What caused Smalltalk’s decline? Smalltalk has always been a controversial platform so there are surely different views. This page doesn’t attempt to survey all viewpoints, but only to record the credible information I’ve found so far.

Allen Wirfs-Brock records that Smalltalk’s industry adoption rapidly declined:

Over six months in 1996, Smalltalk’s place in the market changed from the enterprise darling COBOL replacement to yet another disappointing tool with a long tail of deployed applications that needed to be maintained.

(WB)

What was the cause of this decline?

Slow performance is a regular criticism of dynamic languages by statically-typed language advocates, and while this was true in early Smalltalk, Wirfs-Brock asserts that that was not a problem at the time of Smalltalk’s decline.

The way source control is handled in Smalltalk is also different than source-file-based languages, because classes exist as objects in the image memory. But Wirfs-Brock also asserts that source control was handled.

The biggest cause of the decline, according to Wirfs-Brock, was the web:

The World Wide Web diverted enterprise attention away from fat clients and suddenly web thin clients were the hot new technology.

(WB)

Java capitalized on this with a marketing campaign:

At the same time Sun Microsystems’ massive marketing campaign for Java convinced enterprises that Java was the future for both web and standalone client applications. Even though Java never delivered on its client-side promises, the commercial Smalltalk vendors were unable to counter the Java hype cycle and development of new Smalltalk-based enterprise applications stopped.

(WB)

Why wasn’t there the same marketing push from Smalltalk? I think a clue is found in something Adele Goldberg said about the founding of ParcPlace:

Products are successful when there’s passion around the product, when you’ve done something that you’re interested in, you care about. To just say that somebody else should [support] it…I don’t think that is the message you want to give to the commercial sector. They want to know that the people who were the inventors cared about it.

(Goldberg 58:12)

ParcPlace was founded by some of the creators of Smalltalk and this did demonstrate to the commercial sector that some of the inventors cared about it. But, tellingly, Alan Kay was missing. He didn’t have an interest in developing Smalltalk commercially. And I think this split focus was apparent to the commercial sector.

In 1997 Ingalls expressed a hope that Squeak would be a highly adaptible Smalltalk:

Therefore our ideal system would be a small, portable kernel of simple and uniform design that could be adapted rapidly to new delivery vehicles.

(Squeak)

However, when smartphones were introduced in 2007, Squeak was never adapted to them. Why not? My guess is that it’s because smartphones are only practically different from desktop computers, not theoretically different. In the research focus that the Squeak community has, adapting Squeak to run on smartphones would not advance research of language design and computing. Unfortunately, this means that Smalltalk isn’t available for development on what is now the most widespread computing platform.

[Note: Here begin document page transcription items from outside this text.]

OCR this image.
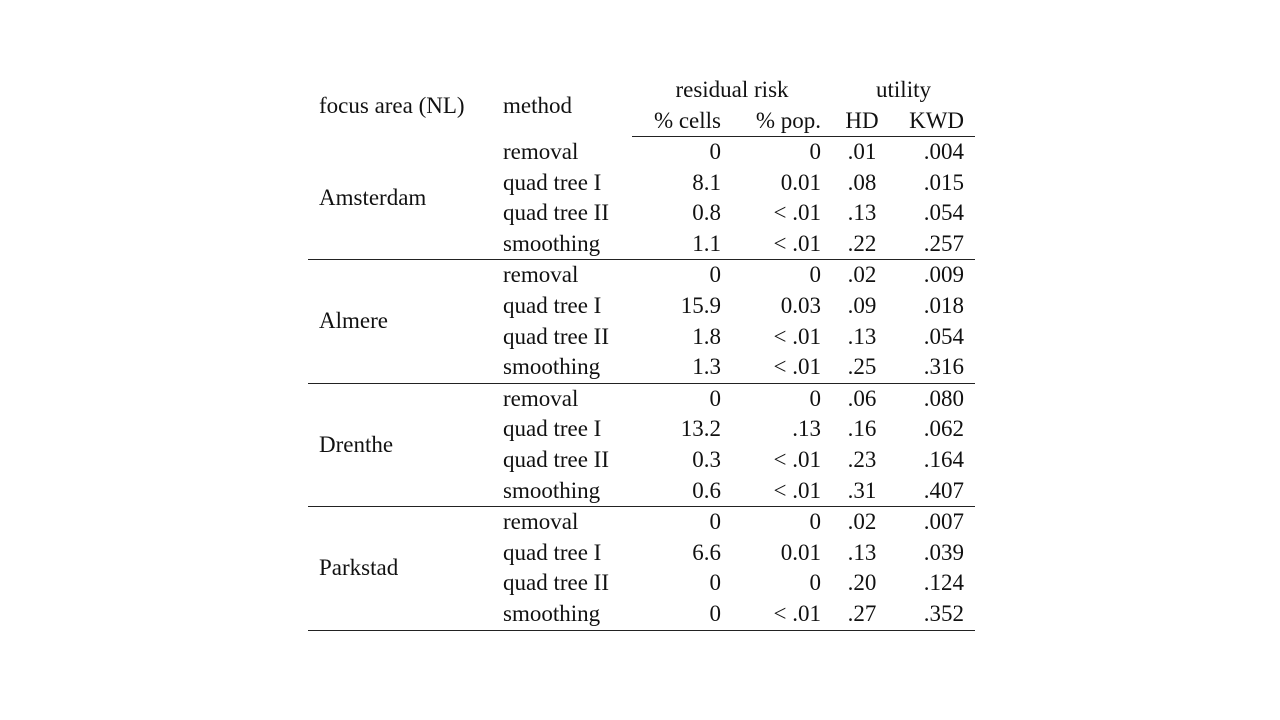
focus area (NL)	method	residual risk		utility	
		% cells	% pop.	HD	KWD
Amsterdam	removal	0	0	.01	.004
	quad tree I	8.1	0.01	.08	.015
	quad tree II	0.8	< .01	.13	.054
	smoothing	1.1	< .01	.22	.257
Almere	removal	0	0	.02	.009
	quad tree I	15.9	0.03	.09	.018
	quad tree II	1.8	< .01	.13	.054
	smoothing	1.3	< .01	.25	.316
Drenthe	removal	0	0	.06	.080
	quad tree I	13.2	.13	.16	.062
	quad tree II	0.3	< .01	.23	.164
	smoothing	0.6	< .01	.31	.407
Parkstad	removal	0	0	.02	.007
	quad tree I	6.6	0.01	.13	.039
	quad tree II	0	0	.20	.124
	smoothing	0	< .01	.27	.352
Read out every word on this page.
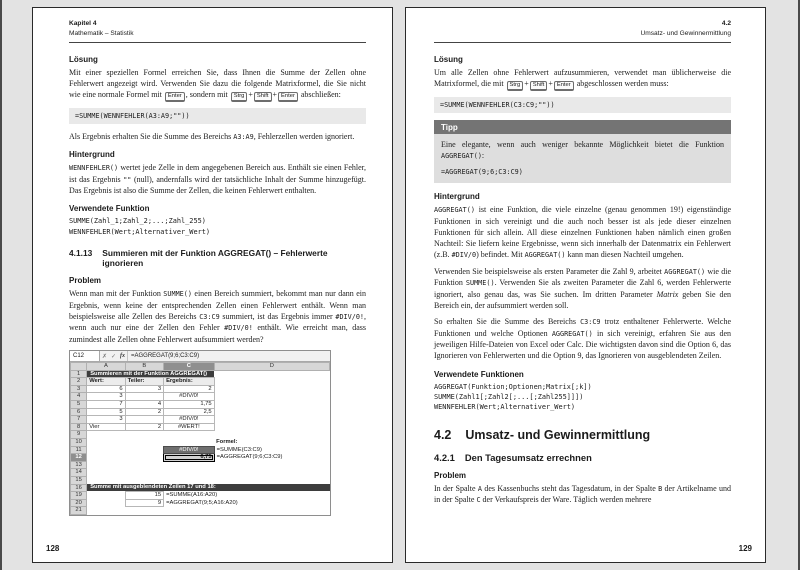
Kapitel 4
Mathematik – Statistik
Lösung

Mit einer speziellen Formel erreichen Sie, dass Ihnen die Summe der Zellen ohne Fehlerwert angezeigt wird. Verwenden Sie dazu die folgende Matrixformel, die Sie nicht wie eine normale Formel mit Enter , sondern mit Strg + Shift + Enter abschließen:

=SUMME(WENNFEHLER(A3:A9;""))

Als Ergebnis erhalten Sie die Summe des Bereichs A3:A9, Fehlerzellen werden ignoriert.

Hintergrund

WENNFEHLER() wertet jede Zelle in dem angegebenen Bereich aus. Enthält sie einen Fehler, ist das Ergebnis "" (null), andernfalls wird der tatsächliche Inhalt der Summe hinzugefügt. Das Ergebnis ist also die Summe der Zellen, die keinen Fehlerwert enthalten.

Verwendete Funktion
SUMME(Zahl_1;Zahl_2;...;Zahl_255)
WENNFEHLER(Wert;Alternativer_Wert)
4.1.13 Summieren mit der Funktion AGGREGAT() – Fehlerwerte ignorieren
Problem

Wenn man mit der Funktion SUMME() einen Bereich summiert, bekommt man nur dann ein Ergebnis, wenn keine der entsprechenden Zellen einen Fehlerwert enthält. Wenn man beispielsweise alle Zellen des Bereichs C3:C9 summiert, ist das Ergebnis immer #DIV/0!, wenn auch nur eine der Zellen den Fehler #DIV/0! enthält. Wie erreicht man, dass zumindest alle Zellen ohne Fehlerwert aufsummiert werden?

C12	✗ ✓ fx	=AGGREGAT(9;6;C3:C9)
	A	B	C	D
1	Summieren mit der Funktion AGGREGAT()			
2	Wert:	Teiler:	Ergebnis:	
3	6	3	2	
4	3		#DIV/0!	
5	7	4	1,75	
6	5	2	2,5	
7	3		#DIV/0!	
8	Vier	2	#WERT!	
9				
10				Formel:
11			#DIV/0!	=SUMME(C3:C9)
12			6,75	=AGGREGAT(9;6;C3:C9)
13				
14				
15				
16	Summe mit ausgeblendeten Zeilen 17 und 18:			
19		15	=SUMME(A16:A20)	
20		9	=AGGREGAT(9;5;A16:A20)	
21				
128
4.2
Umsatz- und Gewinnermittlung
Lösung

Um alle Zellen ohne Fehlerwert aufzusummieren, verwendet man üblicherweise die Matrixformel, die mit Strg + Shift + Enter abgeschlossen werden muss:

=SUMME(WENNFEHLER(C3:C9;""))
Tipp

Eine elegante, wenn auch weniger bekannte Möglichkeit bietet die Funktion AGGREGAT():

=AGGREGAT(9;6;C3:C9)
Hintergrund

AGGREGAT() ist eine Funktion, die viele einzelne (genau genommen 19!) eigenständige Funktionen in sich vereinigt und die auch noch besser ist als jede dieser einzelnen Funktionen für sich allein. All diese einzelnen Funktionen haben nämlich einen großen Nachteil: Sie liefern keine Ergebnisse, wenn sich innerhalb der Datenmatrix ein Fehlerwert (z.B. #DIV/0) befindet. Mit AGGREGAT() kann man diesen Nachteil umgehen.

Verwenden Sie beispielsweise als ersten Parameter die Zahl 9, arbeitet AGGREGAT() wie die Funktion SUMME(). Verwenden Sie als zweiten Parameter die Zahl 6, werden Fehlerwerte ignoriert, also genau das, was Sie suchen. Im dritten Parameter Matrix geben Sie den Bereich ein, der aufsummiert werden soll.

So erhalten Sie die Summe des Bereichs C3:C9 trotz enthaltener Fehlerwerte. Welche Funktionen und welche Optionen AGGREGAT() in sich vereinigt, erfahren Sie aus den jeweiligen Hilfe-Dateien von Excel oder Calc. Die wichtigsten davon sind die Option 6, das Ignorieren von Fehlerwerten und die Option 9, das Ignorieren von ausgeblendeten Zeilen.

Verwendete Funktionen
AGGREGAT(Funktion;Optionen;Matrix[;k])
SUMME(Zahl1[;Zahl2[;...[;Zahl255]]])
WENNFEHLER(Wert;Alternativer_Wert)
4.2 Umsatz- und Gewinnermittlung
4.2.1 Den Tagesumsatz errechnen
Problem

In der Spalte A des Kassenbuchs steht das Tagesdatum, in der Spalte B der Artikelname und in der Spalte C der Verkaufspreis der Ware. Täglich werden mehrere

129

I think another challenge to Smalltalk’s adoption today is a lack of documentation. Goldberg saw this problem looking back:

There was no documentation: there were talks. And in those talks, we would say “if you want to know how to do something, you just read the code, and it pretty much self-documents”—I mean, we were so full of ourselves.

(Goldberg 41:44)

In trying to learn Squeak, this lack of documentation has been a barrier for me. There is some information in the Squeak wiki, but it’s not consistently organized and edited. Once a developer finishes the Squeak by Example book, generally the advice they’re given is “use the Smalltalk browser”–a tool that allows exploring class and method definitions live. While the browser is a powerful tool for learning, it’s not the same as having up-to-date and clear documentation–at least for introductory purposes.

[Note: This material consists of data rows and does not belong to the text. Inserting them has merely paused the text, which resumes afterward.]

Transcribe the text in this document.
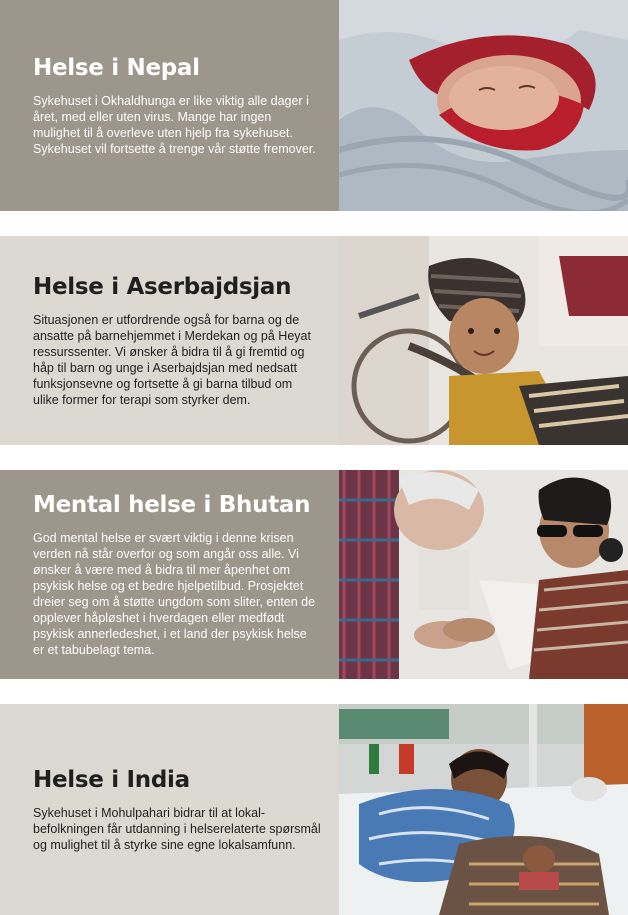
Helse i Nepal

Sykehuset i Okhaldhunga er like viktig alle dager i året, med eller uten virus. Mange har ingen mulighet til å overleve uten hjelp fra sykehuset. Sykehuset vil fortsette å trenge vår støtte fremover.

Helse i Aserbajdsjan

Situasjonen er utfordrende også for barna og de ansatte på barnehjemmet i Merdekan og på Heyat ressurssenter. Vi ønsker å bidra til å gi fremtid og håp til barn og unge i Aserbajdsjan med nedsatt funksjonsevne og fortsette å gi barna tilbud om ulike former for terapi som styrker dem.

Mental helse i Bhutan

God mental helse er svært viktig i denne krisen verden nå står overfor og som angår oss alle. Vi ønsker å være med å bidra til mer åpenhet om psykisk helse og et bedre hjelpetilbud. Prosjektet dreier seg om å støtte ungdom som sliter, enten de opplever håpløshet i hverdagen eller medfødt psykisk annerledeshet, i et land der psykisk helse er et tabubelagt tema.

Helse i India

Sykehuset i Mohulpahari bidrar til at lokal-befolkningen får utdanning i helserelaterte spørsmål og mulighet til å styrke sine egne lokalsamfunn.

In 2001 Ingalls wrote an optimistic take on the evolution of languages:

Computer systems are, in fact, getting simpler and, as a result, more usable. I would like to close with a general principle which governs this process: Natural Selection: Languages and systems that are of sound design will persist, to be supplanted only by better ones.

(Design)

For anyone who believes that Smalltalk has a sound design, this idealistic principle is hard to square with the reality of Smalltalk’s decline. In particular, whatever the theoretical benefits of Smalltalk’s “sound design,” those in themselves aren’t enough to influence businesses to adopt it:

…our customers didn’t really care about Smalltalk, or object-based programming and design, or live programming, or any of the unique technologies Smalltalk brought to the table. They just wanted to replace those green-screens with something that looked like a Windows application.